Secteur des boissons : attention aux termes élogieux dans les marques de commerce
Secteur des boissons : attention aux termes élogieux dans les marques de commerce
Dans le secteur des boissons, la concurrence est féroce, chaque entreprise cherchant à sortir du lot. Dans le but de démarquer son produit ou service de ceux de ses concurrents, une entreprise pourrait être tentée de choisir une marque de commerce qui, en partie du moins, fait l’éloge de sa qualité ou de ses caractéristiques. Après tout, si une entreprise estime qu’elle produit la bière la plus savoureuse au pays et souhaite le faire savoir à tous, pourquoi ne l’appellerait-elle pas « La plus savoureuse de toutes[1] »? Réponse courte : mieux vaut s’assurer que sa stratégie de marketing est respectueuse du droit canadien des marques de commerce. D’un point de vue réglementaire, l’examinateur d’une demande d’enregistrement d’une marque doit déterminer si d’autres entreprises pourraient utiliser les mêmes termes pour leurs propres produits et services. Comme les droits détenus à l’égard d’une marque de commerce garantissent dans une certaine mesure l’exclusivité, pourquoi autoriserait-on une entreprise à en empêcher d’autres d’utiliser des termes élogieux pour leurs produits et services?

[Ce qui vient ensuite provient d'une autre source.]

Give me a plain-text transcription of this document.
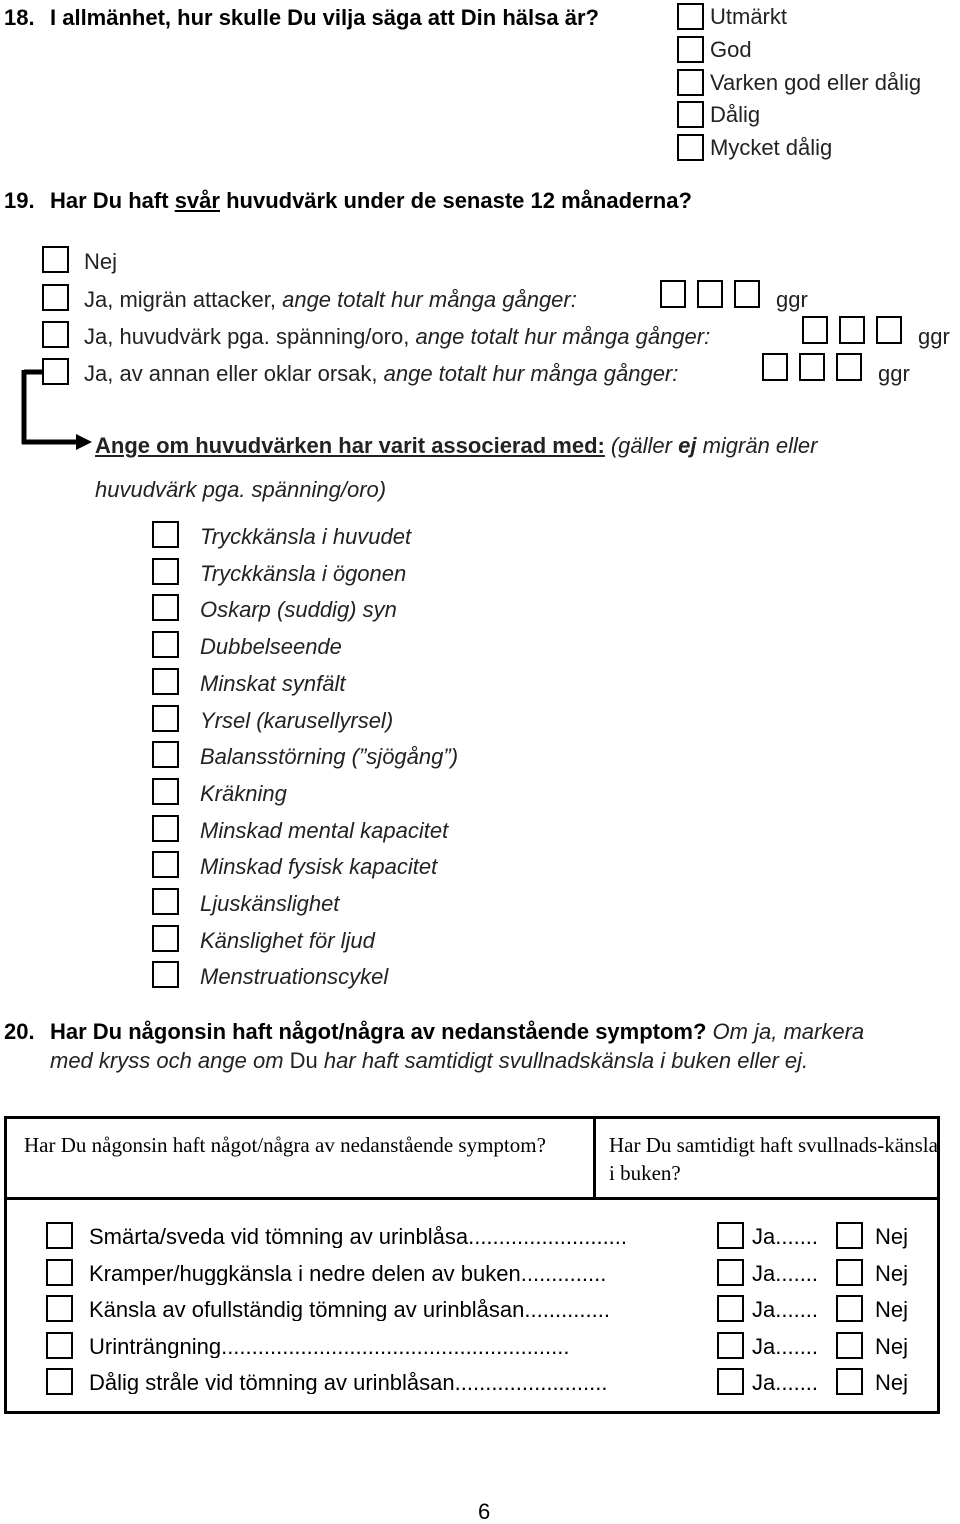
18. I allmänhet, hur skulle Du vilja säga att Din hälsa är?	Utmärkt
God
Varken god eller dålig
Dålig
Mycket dålig
19. Har Du haft svår huvudvärk under de senaste 12 månaderna?
Nej
Ja, migrän attacker, ange totalt hur många gånger:	ggr
Ja, huvudvärk pga. spänning/oro, ange totalt hur många gånger:	ggr
Ja, av annan eller oklar orsak, ange totalt hur många gånger:	ggr
Ange om huvudvärken har varit associerad med: (gäller ej migrän eller
huvudvärk pga. spänning/oro)
Tryckkänsla i huvudet
Tryckkänsla i ögonen
Oskarp (suddig) syn
Dubbelseende
Minskat synfält
Yrsel (karusellyrsel)
Balansstörning (”sjögång”)
Kräkning
Minskad mental kapacitet
Minskad fysisk kapacitet
Ljuskänslighet
Känslighet för ljud
Menstruationscykel
20. Har Du någonsin haft något/några av nedanstående symptom? Om ja, markera
med kryss och ange om Du har haft samtidigt svullnadskänsla i buken eller ej.
Har Du någonsin haft något/några av nedanstående symptom?	Har Du samtidigt haft svullnads-känsla i buken?
Smärta/sveda vid tömning av urinblåsa..........................	Ja.......	Nej
Kramper/huggkänsla i nedre delen av buken..............	Ja.......	Nej
Känsla av ofullständig tömning av urinblåsan..............	Ja.......	Nej
Urinträngning.........................................................	Ja.......	Nej
Dålig stråle vid tömning av urinblåsan.........................	Ja.......	Nej
6
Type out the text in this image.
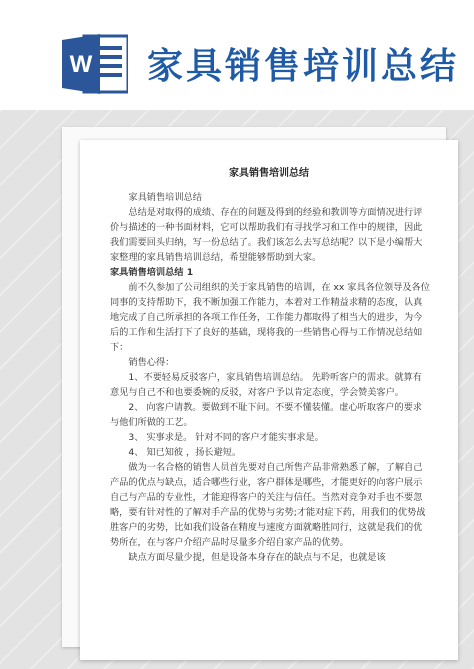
W 家具销售培训总结
家具销售培训总结

家具销售培训总结

总结是对取得的成绩、存在的问题及得到的经验和教训等方面情况进行评价与描述的一种书面材料，它可以帮助我们有寻找学习和工作中的规律，因此我们需要回头归纳，写一份总结了。我们该怎么去写总结呢？以下是小编帮大家整理的家具销售培训总结，希望能够帮助到大家。

家具销售培训总结 1

前不久参加了公司组织的关于家具销售的培训，在 xx 家具各位领导及各位同事的支持帮助下，我不断加强工作能力，本着对工作精益求精的态度，认真地完成了自己所承担的各项工作任务，工作能力都取得了相当大的进步，为今后的工作和生活打下了良好的基础，现将我的一些销售心得与工作情况总结如下：

销售心得：

1、不要轻易反驳客户，家具销售培训总结。 先聆听客户的需求。就算有意见与自己不和也要委婉的反驳，对客户予以肯定态度，学会赞美客户。

2、 向客户请教。要做到不耻下问。不要不懂装懂。虚心听取客户的要求与他们所做的工艺。

3、 实事求是。 针对不同的客户才能实事求是。

4、 知已知彼 ，扬长避短。

做为一名合格的销售人员首先要对自己所售产品非常熟悉了解，了解自己产品的优点与缺点，适合哪些行业，客户群体是哪些，才能更好的向客户展示自己与产品的专业性，才能迎得客户的关注与信任。当然对竞争对手也不要忽略，要有针对性的了解对手产品的优势与劣势;才能对症下药，用我们的优势战胜客户的劣势，比如我们设备在精度与速度方面就略胜同行，这就是我们的优势所在，在与客户介绍产品时尽量多介绍自家产品的优势。

缺点方面尽量少提，但是设备本身存在的缺点与不足，也就是该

Dans la jurisprudence, « les mots ou les préfixes ayant une connotation élogieuse sont a priori des termes descriptifs[2] », et les mots, préfixes ou syntagmes « faisant l’éloge de la valeur ou de l’importance d’un produit ou d’un service ne possèdent généralement pas de caractère distinctif inhérent[3] ». Comme les termes élogieux en eux-mêmes ont peu ou pas de caractère distinctif inhérent, leur utilisation dans une marque de commerce pourrait très bien diminuer le caractère distinctif inhérent de la marque dans son ensemble[4]. En conséquence, cette utilisation pourrait nuire à la capacité du titulaire de la marque d’obtenir l’enregistrement sans d’abord démontrer par voie d’affidavit ou de déclaration statutaire que la marque, malgré son caractère élogieux, avait, à la date de dépôt de la demande d’enregistrement, acquis un caractère distinctif au Canada comme un indicateur de source, par son utilisation répandue ou de longue date en association avec ses produits. Cette exigence impose au titulaire un fardeau supplémentaire, qu’il n’aurait pas eu s’il avait choisi une marque n’étant pas de prime abord descriptive et sans caractère distinctif inhérent. Autrement dit, l’utilisation de termes élogieux comme marque ou partie de marque pourrait très bien avoir des inconvénients d’un point de vue juridique, et la possibilité d’obtenir son enregistrement ou d’empêcher autrui d’utiliser ces termes élogieux pour des produits et services concurrents pourrait être compromise.
Le Manuel d’examen des marques de commerce fournit une liste non exhaustive des mots et syntagmes généralement considérés comme des épithètes élogieuses et donc comme clairement descriptifs ou conférant un caractère distinctif inhérent : SUPÉRIEUR, SUPER, SUPRÊME, ULTRA, ULTIME, AUTHENTIQUE, ORIGINAL, QUALITÉ, VALEUR, MERVEILLEUX, MEILLEUR, PARFAIT et EXCELLENT[5].
En plus de cette liste générale, le tableau qui suit présente une série d’autres termes ayant été jugés élogieux par nature (au moins à un certain degré) dans leur utilisation comme marque ou partie de marque dans le secteur des boissons.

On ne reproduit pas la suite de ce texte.